- OSHA has cited St. Louis-based contractor Western Waterproofing Co. Inc., doing business as Western Specialty Contractors, and proposed a fine of $155,205 in relation to a mini-crane accident on a project in New York City last June.
- The agency said Western put its employees in danger on the Manhattan jobsite by not making sure that the individual assigned to operating the crane was properly trained and evaluated for competence; for operating the crane in excess of its rated lifting capacity; and for not checking the load against equipment capacity first. The crane overturned and fell four stories, causing serious injury to two workers.

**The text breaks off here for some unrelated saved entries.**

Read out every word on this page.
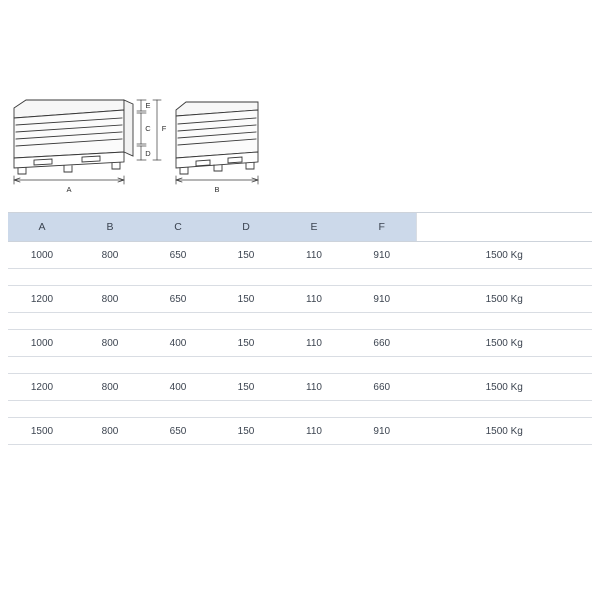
A	B
E
C
D
F
A	B	C	D	E	F	
1000	800	650	150	110	910	1500 Kg

1200	800	650	150	110	910	1500 Kg

1000	800	400	150	110	660	1500 Kg

1200	800	400	150	110	660	1500 Kg

1500	800	650	150	110	910	1500 Kg
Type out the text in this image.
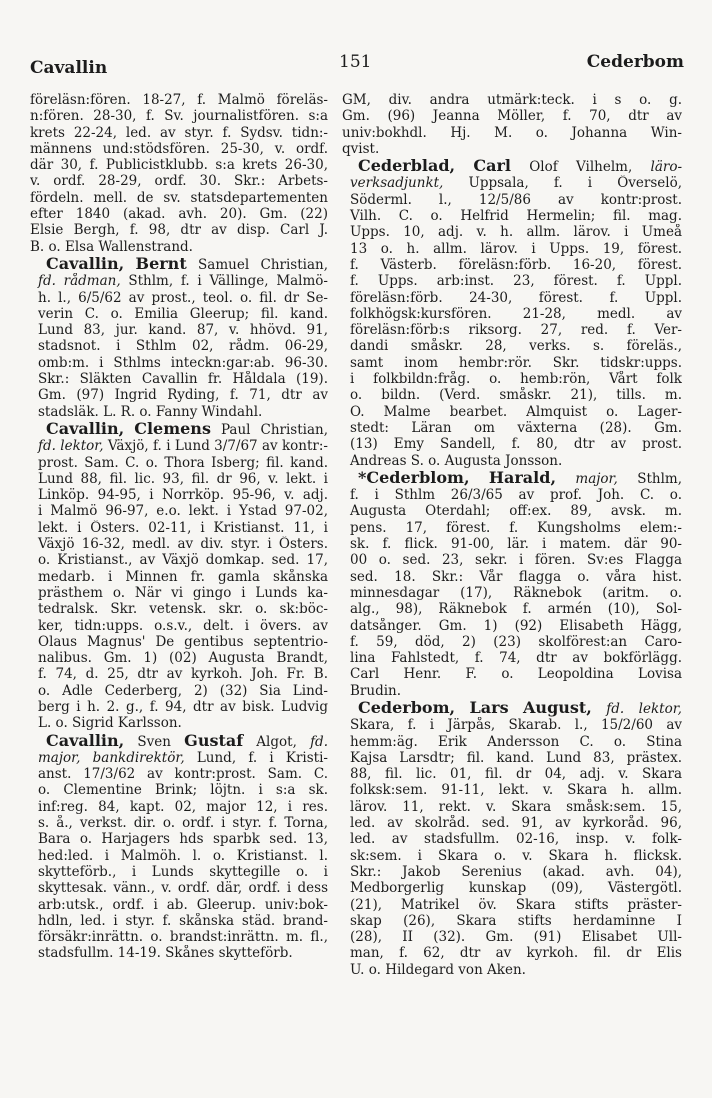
Cavallin	151	Cederbom
föreläsn:fören. 18-27, f. Malmö föreläs-
n:fören. 28-30, f. Sv. journalistfören. s:a
krets 22-24, led. av styr. f. Sydsv. tidn:-
männens und:stödsfören. 25-30, v. ordf.
där 30, f. Publicistklubb. s:a krets 26-30,
v. ordf. 28-29, ordf. 30. Skr.: Arbets-
fördeln. mell. de sv. statsdepartementen
efter 1840 (akad. avh. 20). Gm. (22)
Elsie Bergh, f. 98, dtr av disp. Carl J.
B. o. Elsa Wallenstrand.
Cavallin, Bernt Samuel Christian,
fd. rådman, Sthlm, f. i Vällinge, Malmö-
h. l., 6/5/62 av prost., teol. o. fil. dr Se-
verin C. o. Emilia Gleerup; fil. kand.
Lund 83, jur. kand. 87, v. hhövd. 91,
stadsnot. i Sthlm 02, rådm. 06-29,
omb:m. i Sthlms inteckn:gar:ab. 96-30.
Skr.: Släkten Cavallin fr. Håldala (19).
Gm. (97) Ingrid Ryding, f. 71, dtr av
stadsläk. L. R. o. Fanny Windahl.
Cavallin, Clemens Paul Christian,
fd. lektor, Växjö, f. i Lund 3/7/67 av kontr:-
prost. Sam. C. o. Thora Isberg; fil. kand.
Lund 88, fil. lic. 93, fil. dr 96, v. lekt. i
Linköp. 94-95, i Norrköp. 95-96, v. adj.
i Malmö 96-97, e.o. lekt. i Ystad 97-02,
lekt. i Östers. 02-11, i Kristianst. 11, i
Växjö 16-32, medl. av div. styr. i Östers.
o. Kristianst., av Växjö domkap. sed. 17,
medarb. i Minnen fr. gamla skånska
prästhem o. När vi gingo i Lunds ka-
tedralsk. Skr. vetensk. skr. o. sk:böc-
ker, tidn:upps. o.s.v., delt. i övers. av
Olaus Magnus' De gentibus septentrio-
nalibus. Gm. 1) (02) Augusta Brandt,
f. 74, d. 25, dtr av kyrkoh. Joh. Fr. B.
o. Adle Cederberg, 2) (32) Sia Lind-
berg i h. 2. g., f. 94, dtr av bisk. Ludvig
L. o. Sigrid Karlsson.
Cavallin, Sven Gustaf Algot, fd.
major, bankdirektör, Lund, f. i Kristi-
anst. 17/3/62 av kontr:prost. Sam. C.
o. Clementine Brink; löjtn. i s:a sk.
inf:reg. 84, kapt. 02, major 12, i res.
s. å., verkst. dir. o. ordf. i styr. f. Torna,
Bara o. Harjagers hds sparbk sed. 13,
hed:led. i Malmöh. l. o. Kristianst. l.
skytteförb., i Lunds skyttegille o. i
skyttesak. vänn., v. ordf. där, ordf. i dess
arb:utsk., ordf. i ab. Gleerup. univ:bok-
hdln, led. i styr. f. skånska städ. brand-
försäkr:inrättn. o. brandst:inrättn. m. fl.,
stadsfullm. 14-19. Skånes skytteförb.
GM, div. andra utmärk:teck. i s o. g.
Gm. (96) Jeanna Möller, f. 70, dtr av
univ:bokhdl. Hj. M. o. Johanna Win-
qvist.
Cederblad, Carl Olof Vilhelm, läro-
verksadjunkt, Uppsala, f. i Överselö,
Söderml. l., 12/5/86 av kontr:prost.
Vilh. C. o. Helfrid Hermelin; fil. mag.
Upps. 10, adj. v. h. allm. lärov. i Umeå
13 o. h. allm. lärov. i Upps. 19, förest.
f. Västerb. föreläsn:förb. 16-20, förest.
f. Upps. arb:inst. 23, förest. f. Uppl.
föreläsn:förb. 24-30, förest. f. Uppl.
folkhögsk:kursfören. 21-28, medl. av
föreläsn:förb:s riksorg. 27, red. f. Ver-
dandi småskr. 28, verks. s. föreläs.,
samt inom hembr:rör. Skr. tidskr:upps.
i folkbildn:fråg. o. hemb:rön, Vårt folk
o. bildn. (Verd. småskr. 21), tills. m.
O. Malme bearbet. Almquist o. Lager-
stedt: Läran om växterna (28). Gm.
(13) Emy Sandell, f. 80, dtr av prost.
Andreas S. o. Augusta Jonsson.
*Cederblom, Harald, major, Sthlm,
f. i Sthlm 26/3/65 av prof. Joh. C. o.
Augusta Oterdahl; off:ex. 89, avsk. m.
pens. 17, förest. f. Kungsholms elem:-
sk. f. flick. 91-00, lär. i matem. där 90-
00 o. sed. 23, sekr. i fören. Sv:es Flagga
sed. 18. Skr.: Vår flagga o. våra hist.
minnesdagar (17), Räknebok (aritm. o.
alg., 98), Räknebok f. armén (10), Sol-
datsånger. Gm. 1) (92) Elisabeth Hägg,
f. 59, död, 2) (23) skolförest:an Caro-
lina Fahlstedt, f. 74, dtr av bokförlägg.
Carl Henr. F. o. Leopoldina Lovisa
Brudin.
Cederbom, Lars August, fd. lektor,
Skara, f. i Järpås, Skarab. l., 15/2/60 av
hemm:äg. Erik Andersson C. o. Stina
Kajsa Larsdtr; fil. kand. Lund 83, prästex.
88, fil. lic. 01, fil. dr 04, adj. v. Skara
folksk:sem. 91-11, lekt. v. Skara h. allm.
lärov. 11, rekt. v. Skara småsk:sem. 15,
led. av skolråd. sed. 91, av kyrkoråd. 96,
led. av stadsfullm. 02-16, insp. v. folk-
sk:sem. i Skara o. v. Skara h. flicksk.
Skr.: Jakob Serenius (akad. avh. 04),
Medborgerlig kunskap (09), Västergötl.
(21), Matrikel öv. Skara stifts präster-
skap (26), Skara stifts herdaminne I
(28), II (32). Gm. (91) Elisabet Ull-
man, f. 62, dtr av kyrkoh. fil. dr Elis
U. o. Hildegard von Aken.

- “This employer knowingly put workers at risk by failing to ensure that the crane was operated by a competent person,” said Kay Gee, the agency's Manhattan area office director. “Effective training of employees, knowledge of equipment’s limits and correct operation of equipment are critical to preventing injuries.”

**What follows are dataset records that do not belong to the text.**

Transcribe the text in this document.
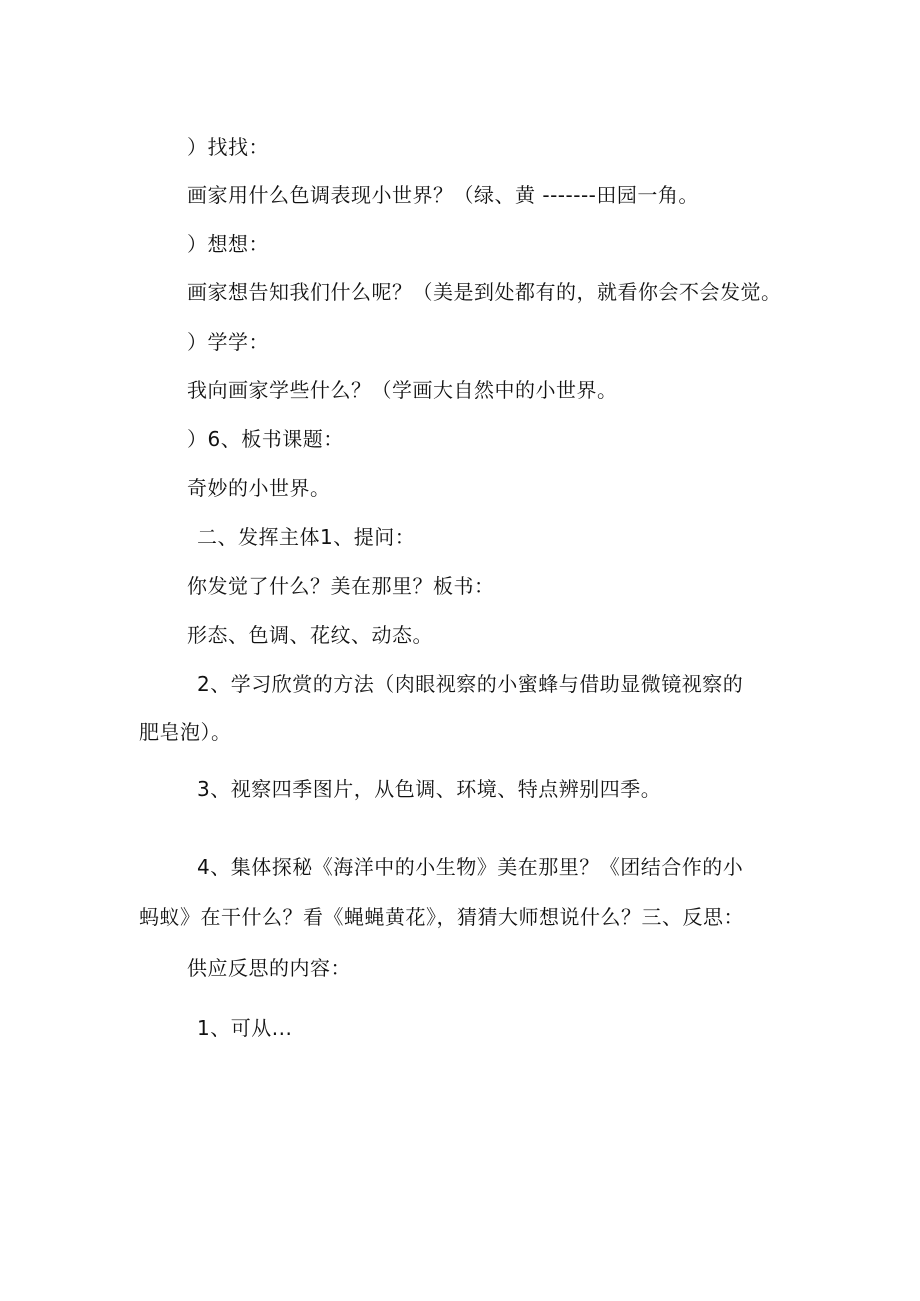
）找找：
画家用什么色调表现小世界？（绿、黄 -------田园一角。
）想想：
画家想告知我们什么呢？（美是到处都有的，就看你会不会发觉。
）学学：
我向画家学些什么？（学画大自然中的小世界。
）6、板书课题：
奇妙的小世界。
二、发挥主体1、提问：
你发觉了什么？美在那里？板书：
形态、色调、花纹、动态。
2、学习欣赏的方法（肉眼视察的小蜜蜂与借助显微镜视察的
肥皂泡）。
3、视察四季图片，从色调、环境、特点辨别四季。
4、集体探秘《海洋中的小生物》美在那里？《团结合作的小
蚂蚁》在干什么？看《蝇蝇黄花》，猜猜大师想说什么？三、反思：
供应反思的内容：
1、可从...
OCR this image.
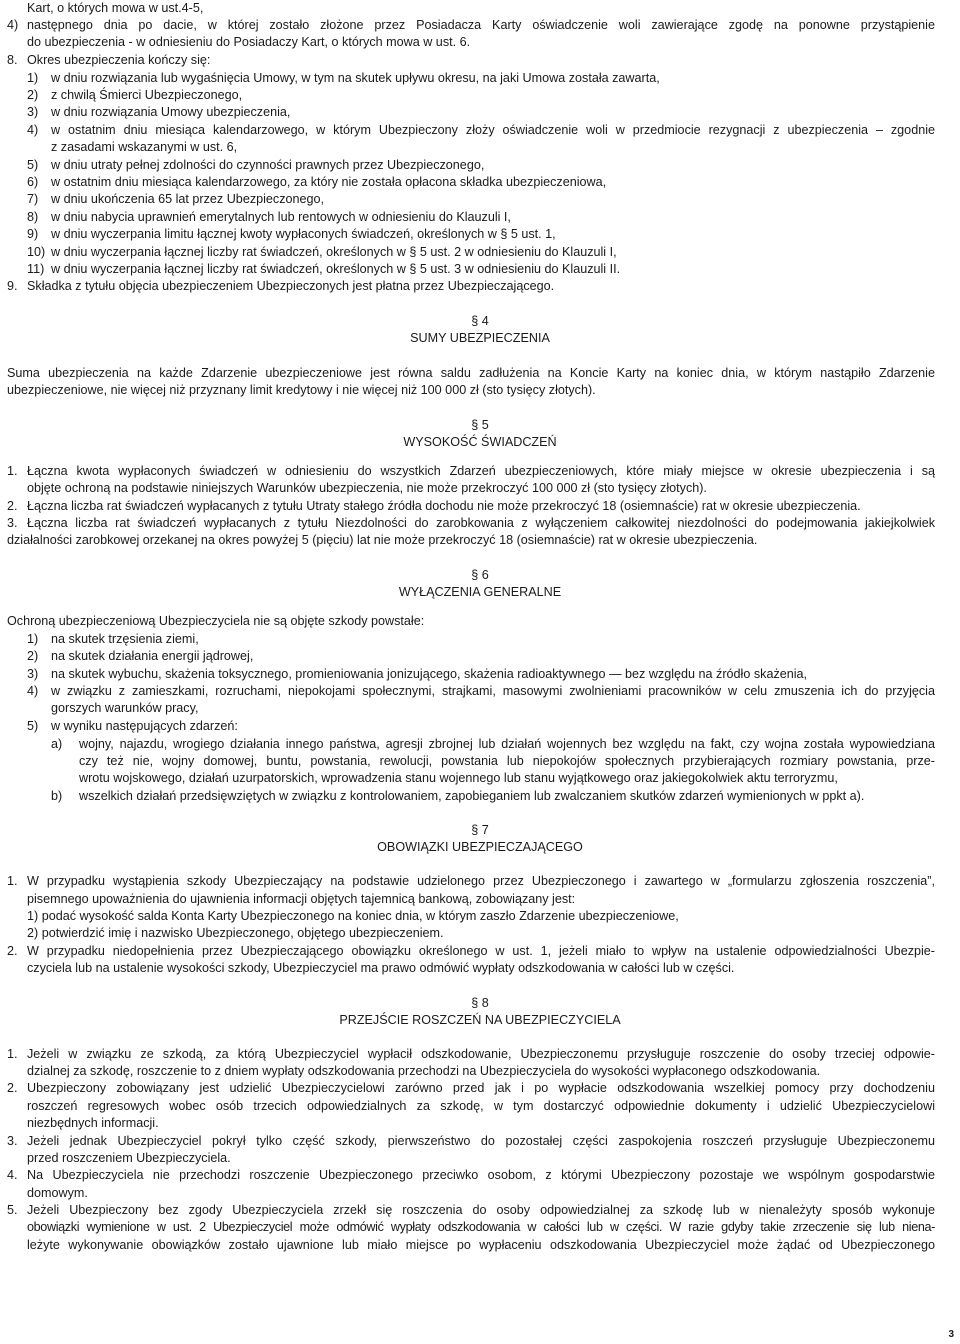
Kart, o których mowa w ust.4-5,
4) następnego dnia po dacie, w której zostało złożone przez Posiadacza Karty oświadczenie woli zawierające zgodę na ponowne przystąpienie
do ubezpieczenia - w odniesieniu do Posiadaczy Kart, o których mowa w ust. 6.
8. Okres ubezpieczenia kończy się:
1) w dniu rozwiązania lub wygaśnięcia Umowy, w tym na skutek upływu okresu, na jaki Umowa została zawarta,
2) z chwilą Śmierci Ubezpieczonego,
3) w dniu rozwiązania Umowy ubezpieczenia,
4) w ostatnim dniu miesiąca kalendarzowego, w którym Ubezpieczony złoży oświadczenie woli w przedmiocie rezygnacji z ubezpieczenia – zgodnie
z zasadami wskazanymi w ust. 6,
5) w dniu utraty pełnej zdolności do czynności prawnych przez Ubezpieczonego,
6) w ostatnim dniu miesiąca kalendarzowego, za który nie została opłacona składka ubezpieczeniowa,
7) w dniu ukończenia 65 lat przez Ubezpieczonego,
8) w dniu nabycia uprawnień emerytalnych lub rentowych w odniesieniu do Klauzuli I,
9) w dniu wyczerpania limitu łącznej kwoty wypłaconych świadczeń, określonych w § 5 ust. 1,
10) w dniu wyczerpania łącznej liczby rat świadczeń, określonych w § 5 ust. 2 w odniesieniu do Klauzuli I,
11) w dniu wyczerpania łącznej liczby rat świadczeń, określonych w § 5 ust. 3 w odniesieniu do Klauzuli II.
9. Składka z tytułu objęcia ubezpieczeniem Ubezpieczonych jest płatna przez Ubezpieczającego.
§ 4
SUMY UBEZPIECZENIA
Suma ubezpieczenia na każde Zdarzenie ubezpieczeniowe jest równa saldu zadłużenia na Koncie Karty na koniec dnia, w którym nastąpiło Zdarzenie
ubezpieczeniowe, nie więcej niż przyznany limit kredytowy i nie więcej niż 100 000 zł (sto tysięcy złotych).
§ 5
WYSOKOŚĆ ŚWIADCZEŃ
1. Łączna kwota wypłaconych świadczeń w odniesieniu do wszystkich Zdarzeń ubezpieczeniowych, które miały miejsce w okresie ubezpieczenia i są
objęte ochroną na podstawie niniejszych Warunków ubezpieczenia, nie może przekroczyć 100 000 zł (sto tysięcy złotych).
2. Łączna liczba rat świadczeń wypłacanych z tytułu Utraty stałego źródła dochodu nie może przekroczyć 18 (osiemnaście) rat w okresie ubezpieczenia.
3. Łączna liczba rat świadczeń wypłacanych z tytułu Niezdolności do zarobkowania z wyłączeniem całkowitej niezdolności do podejmowania jakiejkolwiek
działalności zarobkowej orzekanej na okres powyżej 5 (pięciu) lat nie może przekroczyć 18 (osiemnaście) rat w okresie ubezpieczenia.
§ 6
WYŁĄCZENIA GENERALNE
Ochroną ubezpieczeniową Ubezpieczyciela nie są objęte szkody powstałe:
1) na skutek trzęsienia ziemi,
2) na skutek działania energii jądrowej,
3) na skutek wybuchu, skażenia toksycznego, promieniowania jonizującego, skażenia radioaktywnego — bez względu na źródło skażenia,
4) w związku z zamieszkami, rozruchami, niepokojami społecznymi, strajkami, masowymi zwolnieniami pracowników w celu zmuszenia ich do przyjęcia
gorszych warunków pracy,
5) w wyniku następujących zdarzeń:
a) wojny, najazdu, wrogiego działania innego państwa, agresji zbrojnej lub działań wojennych bez względu na fakt, czy wojna została wypowiedziana
czy też nie, wojny domowej, buntu, powstania, rewolucji, powstania lub niepokojów społecznych przybierających rozmiary powstania, prze-
wrotu wojskowego, działań uzurpatorskich, wprowadzenia stanu wojennego lub stanu wyjątkowego oraz jakiegokolwiek aktu terroryzmu,
b) wszelkich działań przedsięwziętych w związku z kontrolowaniem, zapobieganiem lub zwalczaniem skutków zdarzeń wymienionych w ppkt a).
§ 7
OBOWIĄZKI UBEZPIECZAJĄCEGO
1. W przypadku wystąpienia szkody Ubezpieczający na podstawie udzielonego przez Ubezpieczonego i zawartego w „formularzu zgłoszenia roszczenia”,
pisemnego upoważnienia do ujawnienia informacji objętych tajemnicą bankową, zobowiązany jest:
1) podać wysokość salda Konta Karty Ubezpieczonego na koniec dnia, w którym zaszło Zdarzenie ubezpieczeniowe,
2) potwierdzić imię i nazwisko Ubezpieczonego, objętego ubezpieczeniem.
2. W przypadku niedopełnienia przez Ubezpieczającego obowiązku określonego w ust. 1, jeżeli miało to wpływ na ustalenie odpowiedzialności Ubezpie-
czyciela lub na ustalenie wysokości szkody, Ubezpieczyciel ma prawo odmówić wypłaty odszkodowania w całości lub w części.
§ 8
PRZEJŚCIE ROSZCZEŃ NA UBEZPIECZYCIELA
1. Jeżeli w związku ze szkodą, za którą Ubezpieczyciel wypłacił odszkodowanie, Ubezpieczonemu przysługuje roszczenie do osoby trzeciej odpowie-
dzialnej za szkodę, roszczenie to z dniem wypłaty odszkodowania przechodzi na Ubezpieczyciela do wysokości wypłaconego odszkodowania.
2. Ubezpieczony zobowiązany jest udzielić Ubezpieczycielowi zarówno przed jak i po wypłacie odszkodowania wszelkiej pomocy przy dochodzeniu
roszczeń regresowych wobec osób trzecich odpowiedzialnych za szkodę, w tym dostarczyć odpowiednie dokumenty i udzielić Ubezpieczycielowi
niezbędnych informacji.
3. Jeżeli jednak Ubezpieczyciel pokrył tylko część szkody, pierwszeństwo do pozostałej części zaspokojenia roszczeń przysługuje Ubezpieczonemu
przed roszczeniem Ubezpieczyciela.
4. Na Ubezpieczyciela nie przechodzi roszczenie Ubezpieczonego przeciwko osobom, z którymi Ubezpieczony pozostaje we wspólnym gospodarstwie
domowym.
5. Jeżeli Ubezpieczony bez zgody Ubezpieczyciela zrzekł się roszczenia do osoby odpowiedzialnej za szkodę lub w nienależyty sposób wykonuje
obowiązki wymienione w ust. 2 Ubezpieczyciel może odmówić wypłaty odszkodowania w całości lub w części. W razie gdyby takie zrzeczenie się lub niena-
leżyte wykonywanie obowiązków zostało ujawnione lub miało miejsce po wypłaceniu odszkodowania Ubezpieczyciel może żądać od Ubezpieczonego
3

The case may serve as an example for contractors that the line between OSHA and criminal investigations can sometimes become blurred.
After conducting its own investigation, the Manhattan District Attorney’s Office announced criminal charges of felony assault and misdemeanor reckless endangerment against Terrence Edwards and Timothy Braico, two Western supervisors. District Attorney Cyrus Vance Jr. alleged that construction manager ZDG LLC hired Western to install the façade for an 11-story building in the borough’s Harlem neighborhood. Braico, prosecutors claimed, ordered a mini-crane for the project but directed employees to use it without training and without an engineering plan approved by the city's Department of Buildings, which would have required the equipment be tethered.

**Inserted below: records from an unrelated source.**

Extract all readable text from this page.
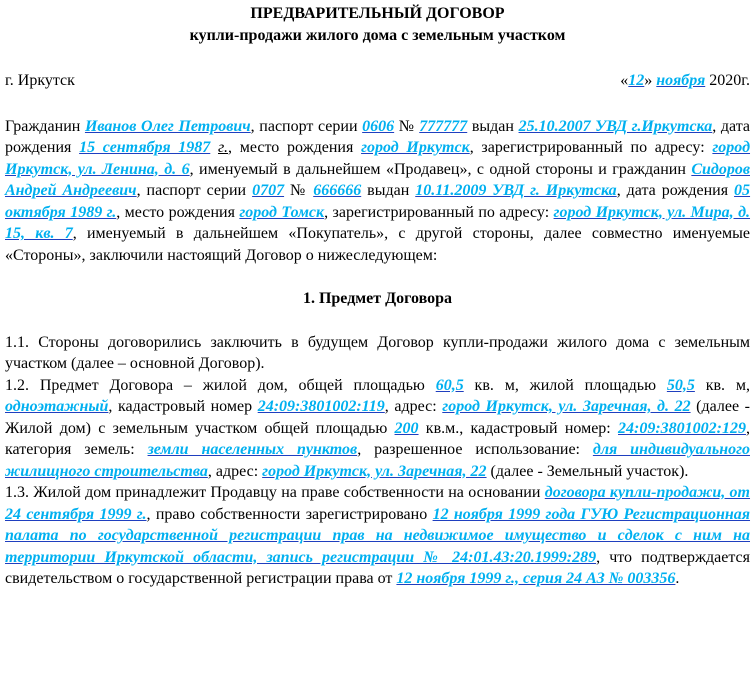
ПРЕДВАРИТЕЛЬНЫЙ ДОГОВОР

купли-продажи жилого дома с земельным участком

г. Иркутск	«12» ноября 2020г.

Гражданин Иванов Олег Петрович, паспорт серии 0606 № 777777 выдан 25.10.2007 УВД г.Иркутска, дата рождения 15 сентября 1987 г., место рождения город Иркутск, зарегистрированный по адресу: город Иркутск, ул. Ленина, д. 6, именуемый в дальнейшем «Продавец», с одной стороны и гражданин Сидоров Андрей Андреевич, паспорт серии 0707 № 666666 выдан 10.11.2009 УВД г. Иркутска, дата рождения 05 октября 1989 г., место рождения город Томск, зарегистрированный по адресу: город Иркутск, ул. Мира, д. 15, кв. 7, именуемый в дальнейшем «Покупатель», с другой стороны, далее совместно именуемые «Стороны», заключили настоящий Договор о нижеследующем:

1. Предмет Договора

1.1. Стороны договорились заключить в будущем Договор купли-продажи жилого дома с земельным участком (далее – основной Договор).

1.2. Предмет Договора – жилой дом, общей площадью 60,5 кв. м, жилой площадью 50,5 кв. м, одноэтажный, кадастровый номер 24:09:3801002:119, адрес: город Иркутск, ул. Заречная, д. 22 (далее - Жилой дом) с земельным участком общей площадью 200 кв.м., кадастровый номер: 24:09:3801002:129, категория земель: земли населенных пунктов, разрешенное использование: для индивидуального жилищного строительства, адрес: город Иркутск, ул. Заречная, 22 (далее - Земельный участок).

1.3. Жилой дом принадлежит Продавцу на праве собственности на основании договора купли-продажи, от 24 сентября 1999 г., право собственности зарегистрировано 12 ноября 1999 года ГУЮ Регистрационная палата по государственной регистрации прав на недвижимое имущество и сделок с ним на территории Иркутской области, запись регистрации № 24:01.43:20.1999:289, что подтверждается свидетельством о государственной регистрации права от 12 ноября 1999 г., серия 24 АЗ № 003356.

The crane was lifting the facade's curtain wall panels into place when it tipped. As the unsecured crane fell, it hit worker Jorge Delgado in the back and caused another worker, Christopher Jackson, to fall three stories.
As part of a Deferred Prosecution Agreement, the DA’s office said Western cooperated in the investigation and will hire an independent monitor, increase worker safety training and pay for public service announcements about workers’ rights to a safe workplace, in both English and Spanish. Western, in a statement to Construction Dive, said, "The company has cooperated with the DA's office since the date of the accident and will continue to cooperate going forward."
Vance has been aggressive about pursuing safety violations and industry malfeasance as part of the Construction Fraud Task Force, which he formed after a worker was killed in a city excavation collapse. Pittsburgh recently followed suit and created its own fraud task force, although lawmakers there are focusing on contractors that commit wage violations that result in nonpayment or underpayment of taxes.